In the Wall Street Journal, she writes:

Among the lesser-known writers from classical Athens is a pupil of Aristotle (later his successor as head of the Peripatetic school of philosophy), whom he dubbed Theophrastus (“he who speaks like a god”). Theophrastus had been born Tyrtamus on the island of Lesbos around 370 B.C. and had moved to Athens to study philosophy. An immensely popular speaker, he attracted audiences of 2,000 strong at his public lectures. His life coincided with many of the historical vicissitudes of fourth-century Athens, including the rise of the kingdom of Macedon to the north under Philip II and the eventual domination of all of Greece by Alexander the Great —another pupil of Aristotle’s—including Athens, already diminished by its defeat in the Peloponnesian War.

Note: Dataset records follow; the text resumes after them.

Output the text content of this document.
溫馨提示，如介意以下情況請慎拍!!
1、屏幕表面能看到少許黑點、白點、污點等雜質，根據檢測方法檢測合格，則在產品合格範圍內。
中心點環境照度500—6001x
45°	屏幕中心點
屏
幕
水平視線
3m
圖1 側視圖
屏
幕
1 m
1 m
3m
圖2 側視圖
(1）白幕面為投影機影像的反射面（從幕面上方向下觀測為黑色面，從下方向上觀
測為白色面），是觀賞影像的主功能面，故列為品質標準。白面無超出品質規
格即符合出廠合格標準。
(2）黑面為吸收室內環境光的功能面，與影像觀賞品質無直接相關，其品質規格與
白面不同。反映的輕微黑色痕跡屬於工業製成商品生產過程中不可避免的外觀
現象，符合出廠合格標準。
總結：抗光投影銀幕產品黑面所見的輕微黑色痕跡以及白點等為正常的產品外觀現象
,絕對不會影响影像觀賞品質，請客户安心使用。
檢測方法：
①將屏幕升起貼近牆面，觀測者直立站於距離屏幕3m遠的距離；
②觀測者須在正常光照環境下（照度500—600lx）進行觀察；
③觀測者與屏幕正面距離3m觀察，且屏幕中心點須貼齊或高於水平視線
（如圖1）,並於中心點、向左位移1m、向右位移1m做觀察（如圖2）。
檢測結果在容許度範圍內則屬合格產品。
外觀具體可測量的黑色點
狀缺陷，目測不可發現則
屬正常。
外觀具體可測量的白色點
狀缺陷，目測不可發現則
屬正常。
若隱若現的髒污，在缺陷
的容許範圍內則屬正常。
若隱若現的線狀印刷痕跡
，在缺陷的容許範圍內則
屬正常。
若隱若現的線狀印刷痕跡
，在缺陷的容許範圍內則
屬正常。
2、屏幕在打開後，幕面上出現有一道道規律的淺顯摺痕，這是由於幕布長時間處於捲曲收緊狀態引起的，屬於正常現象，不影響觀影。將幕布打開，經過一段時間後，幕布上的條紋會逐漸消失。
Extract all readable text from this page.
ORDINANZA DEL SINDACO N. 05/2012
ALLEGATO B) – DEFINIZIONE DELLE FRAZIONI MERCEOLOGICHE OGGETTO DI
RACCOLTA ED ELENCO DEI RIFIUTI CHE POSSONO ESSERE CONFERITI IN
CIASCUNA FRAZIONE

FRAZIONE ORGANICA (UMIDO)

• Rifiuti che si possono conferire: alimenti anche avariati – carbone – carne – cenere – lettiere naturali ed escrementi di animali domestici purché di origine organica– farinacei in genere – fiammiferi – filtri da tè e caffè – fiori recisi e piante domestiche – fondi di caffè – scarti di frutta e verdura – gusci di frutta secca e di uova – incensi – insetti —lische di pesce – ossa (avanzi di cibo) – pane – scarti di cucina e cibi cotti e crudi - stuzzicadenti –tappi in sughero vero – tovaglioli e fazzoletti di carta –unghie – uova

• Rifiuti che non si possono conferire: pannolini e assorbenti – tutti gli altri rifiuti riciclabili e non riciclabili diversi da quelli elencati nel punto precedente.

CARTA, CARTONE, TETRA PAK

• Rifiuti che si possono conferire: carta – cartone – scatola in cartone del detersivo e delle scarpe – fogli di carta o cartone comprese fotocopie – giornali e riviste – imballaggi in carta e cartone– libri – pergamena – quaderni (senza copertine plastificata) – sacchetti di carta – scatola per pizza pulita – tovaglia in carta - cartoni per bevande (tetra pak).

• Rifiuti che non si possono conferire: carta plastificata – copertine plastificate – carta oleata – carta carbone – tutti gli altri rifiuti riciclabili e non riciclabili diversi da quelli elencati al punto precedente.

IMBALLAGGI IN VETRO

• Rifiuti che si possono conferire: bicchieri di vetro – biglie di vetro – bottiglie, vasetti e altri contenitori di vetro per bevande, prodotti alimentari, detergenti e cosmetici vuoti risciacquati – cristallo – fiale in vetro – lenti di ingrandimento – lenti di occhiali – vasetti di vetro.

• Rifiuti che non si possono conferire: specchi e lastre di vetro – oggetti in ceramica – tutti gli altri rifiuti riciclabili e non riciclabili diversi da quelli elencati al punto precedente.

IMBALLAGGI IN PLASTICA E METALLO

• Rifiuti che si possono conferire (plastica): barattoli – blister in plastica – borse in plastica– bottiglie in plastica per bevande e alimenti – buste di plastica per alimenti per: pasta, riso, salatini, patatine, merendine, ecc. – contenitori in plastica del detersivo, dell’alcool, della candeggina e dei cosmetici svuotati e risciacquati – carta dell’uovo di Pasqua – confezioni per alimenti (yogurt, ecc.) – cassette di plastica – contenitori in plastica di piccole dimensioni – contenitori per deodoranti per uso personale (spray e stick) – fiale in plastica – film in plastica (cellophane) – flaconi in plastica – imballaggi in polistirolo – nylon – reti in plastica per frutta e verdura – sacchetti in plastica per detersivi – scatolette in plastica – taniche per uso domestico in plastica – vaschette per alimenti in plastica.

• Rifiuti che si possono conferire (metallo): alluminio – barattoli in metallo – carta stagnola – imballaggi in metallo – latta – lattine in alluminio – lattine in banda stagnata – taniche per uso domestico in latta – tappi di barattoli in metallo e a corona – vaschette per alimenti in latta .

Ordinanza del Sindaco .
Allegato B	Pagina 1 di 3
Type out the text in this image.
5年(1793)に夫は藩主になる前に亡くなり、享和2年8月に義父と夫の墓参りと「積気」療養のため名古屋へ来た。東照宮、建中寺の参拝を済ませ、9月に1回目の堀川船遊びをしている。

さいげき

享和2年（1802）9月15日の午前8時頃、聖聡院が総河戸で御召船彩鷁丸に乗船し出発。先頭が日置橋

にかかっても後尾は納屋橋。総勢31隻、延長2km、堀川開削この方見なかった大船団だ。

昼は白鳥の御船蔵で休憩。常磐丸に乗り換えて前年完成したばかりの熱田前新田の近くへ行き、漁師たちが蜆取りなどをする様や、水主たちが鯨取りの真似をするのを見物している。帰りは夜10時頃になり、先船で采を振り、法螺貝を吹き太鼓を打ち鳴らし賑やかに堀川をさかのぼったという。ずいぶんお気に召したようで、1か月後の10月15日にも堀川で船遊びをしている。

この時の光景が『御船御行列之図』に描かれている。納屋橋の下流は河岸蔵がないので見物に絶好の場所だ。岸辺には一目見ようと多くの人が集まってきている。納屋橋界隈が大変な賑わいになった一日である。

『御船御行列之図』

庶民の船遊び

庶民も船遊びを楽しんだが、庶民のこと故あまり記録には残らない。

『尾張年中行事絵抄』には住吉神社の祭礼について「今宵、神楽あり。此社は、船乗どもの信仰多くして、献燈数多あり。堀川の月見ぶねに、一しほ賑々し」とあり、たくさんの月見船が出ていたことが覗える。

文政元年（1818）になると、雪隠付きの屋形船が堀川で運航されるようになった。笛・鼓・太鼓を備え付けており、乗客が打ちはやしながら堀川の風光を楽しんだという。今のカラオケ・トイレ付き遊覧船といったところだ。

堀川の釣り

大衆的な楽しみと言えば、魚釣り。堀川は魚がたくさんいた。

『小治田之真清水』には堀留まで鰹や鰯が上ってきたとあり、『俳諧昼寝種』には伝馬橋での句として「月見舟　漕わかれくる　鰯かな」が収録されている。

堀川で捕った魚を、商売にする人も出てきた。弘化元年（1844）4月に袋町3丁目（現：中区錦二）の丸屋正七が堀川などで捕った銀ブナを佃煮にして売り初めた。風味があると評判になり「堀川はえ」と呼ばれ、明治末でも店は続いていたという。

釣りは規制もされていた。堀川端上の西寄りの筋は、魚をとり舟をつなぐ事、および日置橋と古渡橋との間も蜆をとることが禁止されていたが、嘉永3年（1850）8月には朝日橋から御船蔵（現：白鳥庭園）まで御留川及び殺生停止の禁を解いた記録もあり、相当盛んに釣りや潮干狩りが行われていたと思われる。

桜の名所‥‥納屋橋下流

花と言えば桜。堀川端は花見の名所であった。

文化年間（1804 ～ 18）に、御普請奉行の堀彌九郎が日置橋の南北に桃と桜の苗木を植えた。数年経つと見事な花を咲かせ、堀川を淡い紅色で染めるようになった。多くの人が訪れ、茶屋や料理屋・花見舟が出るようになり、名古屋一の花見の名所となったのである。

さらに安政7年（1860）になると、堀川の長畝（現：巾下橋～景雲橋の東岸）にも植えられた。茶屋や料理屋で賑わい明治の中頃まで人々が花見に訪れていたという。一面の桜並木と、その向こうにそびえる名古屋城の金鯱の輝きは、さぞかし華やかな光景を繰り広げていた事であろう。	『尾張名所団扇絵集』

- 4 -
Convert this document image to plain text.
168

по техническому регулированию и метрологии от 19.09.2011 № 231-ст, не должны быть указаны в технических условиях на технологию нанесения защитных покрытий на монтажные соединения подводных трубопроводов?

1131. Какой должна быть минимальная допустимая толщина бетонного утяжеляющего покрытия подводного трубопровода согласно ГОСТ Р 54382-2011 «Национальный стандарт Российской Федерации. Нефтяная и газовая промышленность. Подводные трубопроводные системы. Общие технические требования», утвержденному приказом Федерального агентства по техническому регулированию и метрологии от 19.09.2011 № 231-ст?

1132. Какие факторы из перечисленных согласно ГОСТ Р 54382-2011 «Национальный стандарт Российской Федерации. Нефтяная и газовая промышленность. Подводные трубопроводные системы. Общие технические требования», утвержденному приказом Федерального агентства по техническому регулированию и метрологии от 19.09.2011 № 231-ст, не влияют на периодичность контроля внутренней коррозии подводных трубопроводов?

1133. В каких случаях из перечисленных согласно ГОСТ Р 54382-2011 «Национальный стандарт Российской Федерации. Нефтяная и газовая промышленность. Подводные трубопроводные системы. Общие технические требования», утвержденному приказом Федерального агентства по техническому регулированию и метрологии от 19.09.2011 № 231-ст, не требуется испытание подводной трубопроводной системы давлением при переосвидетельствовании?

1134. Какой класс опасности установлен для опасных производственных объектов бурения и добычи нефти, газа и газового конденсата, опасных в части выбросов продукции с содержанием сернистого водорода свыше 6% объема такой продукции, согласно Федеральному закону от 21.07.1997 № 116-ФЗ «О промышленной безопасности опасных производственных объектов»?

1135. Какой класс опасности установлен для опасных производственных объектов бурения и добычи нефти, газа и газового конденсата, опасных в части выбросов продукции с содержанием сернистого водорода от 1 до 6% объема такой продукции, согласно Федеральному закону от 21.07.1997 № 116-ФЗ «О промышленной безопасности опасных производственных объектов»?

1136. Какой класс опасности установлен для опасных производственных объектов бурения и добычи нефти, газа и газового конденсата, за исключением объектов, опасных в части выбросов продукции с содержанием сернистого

Although Theophrastus wrote on a wide variety of subjects, he is known for his surviving work on plants (he is considered the father of botany) and an elegant, witty little study of human nature known as “Characters,” in which he depicts 30 different men, or types, representative of particular vices or foibles. It was humorous and sharply observed, with details of quotidian life that might belong in a novelist’s notebook, and there had been nothing quite like it before.

An example? Try this:

Man of the hour

Some types and characters are specific to Athenian free-born men and don’t necessarily translate easily to modern generalities. The Coward is afraid to sail (the ancient equivalent of having a fear of flying), seeing pirates and shipwreck at every turn. But most of his entry is given over to his avoiding the front-line of battle and hiding in sick bay—all free-born Athenian men had mandatory military service and were likely to have seen action. The entry for the Superstitious Man is entertaining less because we see in him a modern type (though his excessive hand washing might be OCD) than because we see superstitions that we share or learn about ancient Athenian ones we don’t. Thus a weasel (the Greek equivalent of a cat) crossing the road unnerves him. But we also find that he must shout “Mighty Athena!” if he hears the hoot of an owl. The Social Climber enjoys conspicuous consumption, even concerning his pets: He buys his jackdaw a tiny shield and ladder so that it will look like a hoplite scaling a wall, and when his imported Maltese lapdog dies, he erects a tombstone to this scion of Malta.

But there is also a Newshound who spreads some “fake news,” and a man so obnoxious that he flashes his genitals at free-born women (obnoxious indeed!). The Vulgar Man gives Too Much Information about his herbal colonic at the dinner table. There are cheapskates galore, dissemblers, busybodies, dullards and charlatans. The worst of the lot seems to be the Friend of Scoundrels, who does sound strangely contemporary, mocking good men, calling rogues “independent thinkers” and declaring: “We won’t have anyone willing to take trouble on behalf of the public good if we reject such men.”